Wir müssen uns immer wieder vor Augen führen – es geht um Menschen.
Kaufen wir Maschinen oder Autos, verbringen wir mehr Zeit bei der Auswahl. Neben dem Wert des Menschen an sich, kostet ein solcher Mitarbeiter teilweise viel mehr. Rechnen Sie einmal ein durchschnittliches Gehalt aus: Rechnen wir mal mit 80.000€/Jahr (den Arbeitgeberanteil mit eingerechnet), in 15 Jahren (ohne Steigerungen wie Renten, Versicherungen und mehr). Geschätzt insgesamt 1,2 Mio €. Und da schlampen wir? Da treffen wir Entscheidungen nach fünf Minuten Bewerbung lesen? Einen Menschen einstellen, kostet so viel wie drei Häuser hier im Westerwald.

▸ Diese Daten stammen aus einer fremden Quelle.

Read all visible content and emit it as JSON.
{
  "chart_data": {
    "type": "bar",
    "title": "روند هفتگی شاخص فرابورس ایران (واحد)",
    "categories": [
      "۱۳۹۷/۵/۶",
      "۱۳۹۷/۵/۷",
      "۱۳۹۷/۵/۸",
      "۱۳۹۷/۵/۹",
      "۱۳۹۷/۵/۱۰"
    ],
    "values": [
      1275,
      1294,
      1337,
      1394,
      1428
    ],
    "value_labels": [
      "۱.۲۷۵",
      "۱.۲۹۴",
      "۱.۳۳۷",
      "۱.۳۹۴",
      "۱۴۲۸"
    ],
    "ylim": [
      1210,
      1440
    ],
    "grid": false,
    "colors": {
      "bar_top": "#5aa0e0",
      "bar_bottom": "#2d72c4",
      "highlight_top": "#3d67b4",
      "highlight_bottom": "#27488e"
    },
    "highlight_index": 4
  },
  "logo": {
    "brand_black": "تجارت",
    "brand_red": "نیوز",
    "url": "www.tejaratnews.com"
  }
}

All das lamentieren hilft nicht. Wie können wir es besser machen?
„Wenn nicht die liebe Zeit wäre und ich sonst noch so viel zu tun hätte.”
“Ich kann nicht alleine entscheiden.”
“Manchmal weiß ich einfach nicht wo mir der Kopf steht“

Gibt es irgendeine Patentlösung, noch eine Technik, noch eine Software??? Ich bin fest davon überzeugt, dass, wenn wir uns etwas bewusster mit dem Menschen hinter dem CV befassen und uns mental immer mal wieder auf „die andere Seite der Bewerbung begeben“, schon viel erreicht ist. Ein kurzer Griff zum Hörer, ein paar kurze (nicht standardisierte) Zeilen.
Ein ehrlich gemeintes „Alles gute“ oder der extra Weg in eine andere Abteilung.

Nehmen wir uns doch einfach vor, nur 3% besser zu werden bei dem was wir tun.
Wenn wir das alle tun, ist schon viel erreicht.